Distinct persistent bash history files using emacs shell
Introduction
Many people use bash and many people use emacs but not many people use
emacs shell. I decided on this latest laptop refresh to address
some development ergonomics. In this case, I tend to have different
emacs shell sessions in which I type different types of commands.
If I reboot or restart emacs it would be nice if the jruby
shell has
my old JRuby command history and my mri
shell has old C Ruby command
history. No mixing of history between shells or complete destruction of
history (e.g.last shell closed wins at writing the file).
Talk about a post made for an obscure Venn diagram of users 😃 Yet, here I am helping out the dozens of netizens who may want this.
Bash Configuration
This is the extremely easy to lookup stuff. I want a large history and I
want that history to always append. For good measure let’s weed out
duplicate commands to make running history
show more useful
context (~/.bashrc):
export HISTSIZE=100000
export HISTFILESIZE=100000
export HISTCONTROL=ignoredups:erasedups
shopt -s histappend
These are sensible settings and I would think most people use these settings if they have ever decided to configure how their shell history works.

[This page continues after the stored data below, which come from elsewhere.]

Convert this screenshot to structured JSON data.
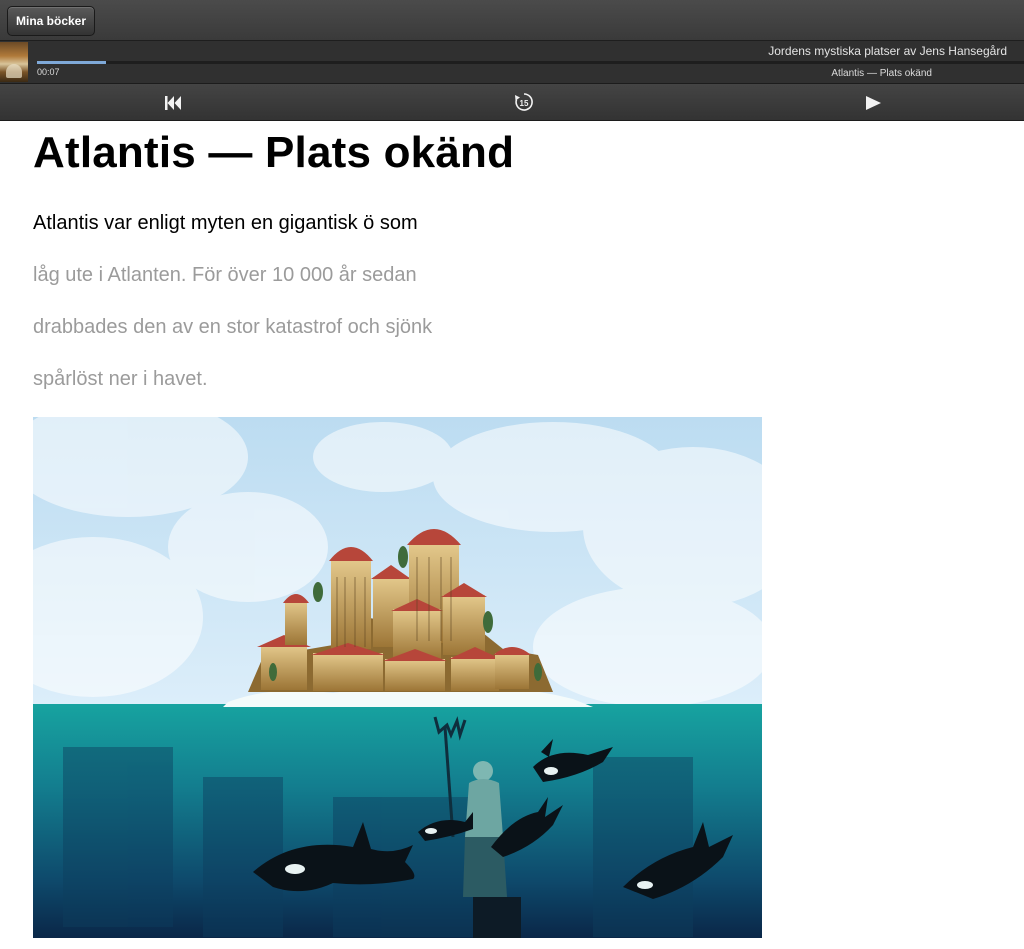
{
  "header": {
    "books_button_label": "Mina böcker"
  },
  "player": {
    "book_title": "Jordens mystiska platser av Jens Hansegård",
    "elapsed_time": "00:07",
    "chapter_title": "Atlantis — Plats okänd",
    "progress_fraction": 0.07
  },
  "controls": {
    "previous_icon": "skip-back-icon",
    "rewind_icon": "rewind-15-icon",
    "rewind_label": "15",
    "play_icon": "play-icon"
  },
  "article": {
    "title": "Atlantis — Plats okänd",
    "lines": [
      "Atlantis var enligt myten en gigantisk ö som",
      "låg ute i Atlanten. För över 10 000 år sedan",
      "drabbades den av en stor katastrof och sjönk",
      "spårlöst ner i havet."
    ],
    "active_line_index": 0
  },
  "colors": {
    "sky": "#cfe6f5",
    "sea_top": "#16a0a0",
    "sea_bottom": "#0b2c52",
    "progress": "#7fa9d8",
    "active_text": "#000000",
    "inactive_text": "#9b9b9b"
  }
}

The piece of magic on the bash side is to set HISTFILE
for each named
shell:
# If using emacs retain history for each named buffer so that future
# sessions will retain just that buffers history.
if [ ! -z "${EMACS_SHELL_NAME}" ]; then
export HISTFILE=".bash_history_${EMACS_SHELL_NAME}"
fi
If we are starting a new shell and the environment variable EMACS_SHELL_NAME
exists then it gets its own history file rather than using the default history file. Also since we shopt -s histappend
we will just keep building that history file up. Neat…Except emacs does not set an EMACS_SHELL_NAME
variable. Let’s figure that side out…
Emacs Configuration
To enter shell mode you run (shell)
which, by default, makes a shell run in a buffer called *shell*
. No one wants *shell*
as a buffer name and so far as I can tell WE ALL make a similar interactive function (.emacs):
(defun make-shell (buffer-name) "Create a shell buffer with specific name"

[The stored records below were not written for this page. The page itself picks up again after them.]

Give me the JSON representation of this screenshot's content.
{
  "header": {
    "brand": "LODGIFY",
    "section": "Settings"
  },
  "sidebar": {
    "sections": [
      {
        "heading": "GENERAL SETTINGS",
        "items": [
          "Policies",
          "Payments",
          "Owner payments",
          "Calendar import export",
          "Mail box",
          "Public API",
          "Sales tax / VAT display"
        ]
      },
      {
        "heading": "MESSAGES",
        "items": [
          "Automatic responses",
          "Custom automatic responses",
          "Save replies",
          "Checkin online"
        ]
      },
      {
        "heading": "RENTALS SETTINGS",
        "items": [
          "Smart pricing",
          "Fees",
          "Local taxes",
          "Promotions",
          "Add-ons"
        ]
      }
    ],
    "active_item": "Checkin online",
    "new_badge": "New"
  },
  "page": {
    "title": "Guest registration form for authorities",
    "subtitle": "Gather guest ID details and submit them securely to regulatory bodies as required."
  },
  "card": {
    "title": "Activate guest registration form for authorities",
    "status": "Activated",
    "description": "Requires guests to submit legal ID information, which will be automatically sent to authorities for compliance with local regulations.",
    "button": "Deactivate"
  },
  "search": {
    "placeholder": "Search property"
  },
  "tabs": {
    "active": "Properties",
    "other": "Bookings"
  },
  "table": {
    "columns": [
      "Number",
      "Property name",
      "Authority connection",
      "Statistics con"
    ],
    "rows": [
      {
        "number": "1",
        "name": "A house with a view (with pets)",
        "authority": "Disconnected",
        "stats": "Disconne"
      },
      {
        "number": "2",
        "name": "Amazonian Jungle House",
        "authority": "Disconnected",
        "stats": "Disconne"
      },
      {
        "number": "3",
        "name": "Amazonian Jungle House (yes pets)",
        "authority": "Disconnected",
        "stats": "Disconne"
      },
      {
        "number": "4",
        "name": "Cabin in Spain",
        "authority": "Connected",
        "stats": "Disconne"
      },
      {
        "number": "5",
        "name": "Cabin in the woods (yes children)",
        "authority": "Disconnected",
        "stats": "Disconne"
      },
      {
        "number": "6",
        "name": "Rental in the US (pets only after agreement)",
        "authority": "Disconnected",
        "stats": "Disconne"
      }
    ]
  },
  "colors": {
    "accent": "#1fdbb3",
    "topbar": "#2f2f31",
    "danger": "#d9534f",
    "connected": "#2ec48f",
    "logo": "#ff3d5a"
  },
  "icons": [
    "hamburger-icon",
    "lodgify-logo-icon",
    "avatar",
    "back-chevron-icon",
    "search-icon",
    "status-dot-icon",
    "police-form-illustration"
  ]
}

(interactive "sShell Name: ")
(let ((buffer (generate-new-buffer buffer-name)))
(setenv "EMACS_SHELL_NAME" buffer-name)
(shell buffer)))
This prompts for a buffer name, then makes it, and passes it as an optional parameter to the shell function. We get a new named buffer with a shell running.

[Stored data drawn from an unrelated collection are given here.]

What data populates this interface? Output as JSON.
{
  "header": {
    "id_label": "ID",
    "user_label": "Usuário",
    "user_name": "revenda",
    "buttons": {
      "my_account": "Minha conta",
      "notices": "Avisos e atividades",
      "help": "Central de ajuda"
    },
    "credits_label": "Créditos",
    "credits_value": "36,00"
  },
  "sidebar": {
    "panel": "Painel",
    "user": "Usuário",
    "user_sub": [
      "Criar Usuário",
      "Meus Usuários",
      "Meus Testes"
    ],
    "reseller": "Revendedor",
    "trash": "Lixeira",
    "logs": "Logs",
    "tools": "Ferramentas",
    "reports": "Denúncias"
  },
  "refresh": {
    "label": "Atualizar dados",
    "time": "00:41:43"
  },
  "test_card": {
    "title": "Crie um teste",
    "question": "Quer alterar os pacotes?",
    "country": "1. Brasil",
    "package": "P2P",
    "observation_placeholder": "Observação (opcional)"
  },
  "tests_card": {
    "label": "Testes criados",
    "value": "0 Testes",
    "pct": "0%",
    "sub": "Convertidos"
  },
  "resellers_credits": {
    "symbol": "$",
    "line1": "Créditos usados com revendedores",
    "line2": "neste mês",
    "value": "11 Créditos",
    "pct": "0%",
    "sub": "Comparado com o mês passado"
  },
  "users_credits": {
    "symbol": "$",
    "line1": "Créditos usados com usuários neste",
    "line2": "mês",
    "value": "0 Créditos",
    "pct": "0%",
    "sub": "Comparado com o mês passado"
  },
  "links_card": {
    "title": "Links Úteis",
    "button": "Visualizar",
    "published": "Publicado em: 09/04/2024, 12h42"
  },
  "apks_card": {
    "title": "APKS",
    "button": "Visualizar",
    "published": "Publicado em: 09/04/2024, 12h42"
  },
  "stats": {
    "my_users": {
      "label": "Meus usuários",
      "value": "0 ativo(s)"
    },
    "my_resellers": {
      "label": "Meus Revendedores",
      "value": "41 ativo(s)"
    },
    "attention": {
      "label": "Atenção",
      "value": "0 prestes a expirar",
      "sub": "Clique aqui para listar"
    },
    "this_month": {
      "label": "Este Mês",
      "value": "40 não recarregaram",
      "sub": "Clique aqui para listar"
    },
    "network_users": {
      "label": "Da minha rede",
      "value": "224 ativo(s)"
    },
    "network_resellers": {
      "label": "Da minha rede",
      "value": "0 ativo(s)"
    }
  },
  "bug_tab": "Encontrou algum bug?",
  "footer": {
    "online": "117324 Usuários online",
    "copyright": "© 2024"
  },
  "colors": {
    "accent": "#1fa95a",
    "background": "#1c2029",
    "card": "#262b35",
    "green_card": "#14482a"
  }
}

The one line I added to connect this all together is (setenv "EMACS_SHELL_NAME" buffer-name)
. With that line our newly created shells have the info they need to create the right HISTFILE
in .bashrc.
Conclusion
This ended up being simple to wire up which made me wonder why I didn’t do this like 30 years ago? Probably because it was only a tiny bit annoying and I didn’t care enough to fix it. Maybe it was just that I had to wire this up in multiple files and it was more like making a feature than configuring one.
One thing I do know is that I have wished many many times that I still had an old command in my history only to realize it was overwritten by some inconsequential shell history.
In any case if anyone ever searches for this…you’re welcome.